Kendati, capaian penerimaan pajak 2024 masih lebih baik dari atau mencapai 100,5 persen dari outlook Laporan Semester (Lapsem) I 2024 yang sebesar Rp1.921,9 triliun. Pun, jika dibandingkan dengan penerimaan pajak di sepanjang 2023, capaian penerimaan pajak 2024 juga masih tercatat tumbuh 3,5 persen dari yang sebelumnya Rp1.867,9 triliun.

“Kalau dibandingkan penerimaan pajak 2023, penerimaan pajak 2024 masih tumbuh 3,5 persen meski ada (koreksi) harga komoditas dan tekanan bertubi-tubi,” lanjut Ani, sapaan Sri Mulyani.

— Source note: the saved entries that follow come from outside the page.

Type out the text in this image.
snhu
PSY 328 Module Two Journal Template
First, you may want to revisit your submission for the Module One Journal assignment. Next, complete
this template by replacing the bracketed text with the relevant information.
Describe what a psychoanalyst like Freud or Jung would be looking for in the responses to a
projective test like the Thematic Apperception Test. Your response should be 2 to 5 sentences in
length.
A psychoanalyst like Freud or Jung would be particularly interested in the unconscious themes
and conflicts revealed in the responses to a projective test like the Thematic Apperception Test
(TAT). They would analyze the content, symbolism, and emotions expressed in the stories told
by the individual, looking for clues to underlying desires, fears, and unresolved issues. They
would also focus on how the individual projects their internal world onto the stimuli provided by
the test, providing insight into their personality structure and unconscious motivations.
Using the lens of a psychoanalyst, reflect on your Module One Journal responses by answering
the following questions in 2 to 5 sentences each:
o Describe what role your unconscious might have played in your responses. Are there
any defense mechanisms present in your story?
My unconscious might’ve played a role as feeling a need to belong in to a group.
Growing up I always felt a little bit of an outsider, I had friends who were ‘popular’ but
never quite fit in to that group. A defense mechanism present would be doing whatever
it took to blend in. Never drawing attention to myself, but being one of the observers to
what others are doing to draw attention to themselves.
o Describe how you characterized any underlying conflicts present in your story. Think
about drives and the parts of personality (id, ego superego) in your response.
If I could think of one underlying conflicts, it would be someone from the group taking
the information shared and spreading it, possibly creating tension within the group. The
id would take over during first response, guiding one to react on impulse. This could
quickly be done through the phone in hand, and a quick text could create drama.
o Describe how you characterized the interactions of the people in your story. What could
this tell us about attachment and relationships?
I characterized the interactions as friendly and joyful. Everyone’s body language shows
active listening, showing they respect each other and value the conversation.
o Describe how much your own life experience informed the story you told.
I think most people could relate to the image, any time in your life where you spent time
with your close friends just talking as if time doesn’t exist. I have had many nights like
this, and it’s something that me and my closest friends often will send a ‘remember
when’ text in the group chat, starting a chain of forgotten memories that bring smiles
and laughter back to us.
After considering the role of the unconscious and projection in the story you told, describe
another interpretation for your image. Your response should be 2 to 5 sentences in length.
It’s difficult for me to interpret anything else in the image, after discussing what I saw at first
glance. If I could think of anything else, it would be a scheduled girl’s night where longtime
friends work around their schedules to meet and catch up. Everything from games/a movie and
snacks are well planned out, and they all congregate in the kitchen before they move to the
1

Pada kesempatan yang sama, Wakil Menteri Keuangan, Anggito Abimanyu, menjelaskan, penerimaan pajak mulai mengalami pelambatan ketika memasuki kuartal III-2024, sehingga pada paruh pertama 2024 penerimaan pajak mengalami pelemahan dengan tren koreksi 8,8 persen mencapai Rp393,9 triliun pada kuartal I-2024 dan 7,2 persen pada kuartal II-2024 mencapai Rp499,9 triliun.

Adapun, pelemahan ini disebabkan oleh melambatnya realisasi penerimaan pajak penghasilan (PPh) Badan terutama dari perusahaan yang bergerak di sektor pertambangan batu bara, nikel, kelapa sawit. Hal ini tak lain terjadi karena penurunan harga mayoritas komoditas yang terjadi di sepanjang 2023 dan berlanjut di awal 2024.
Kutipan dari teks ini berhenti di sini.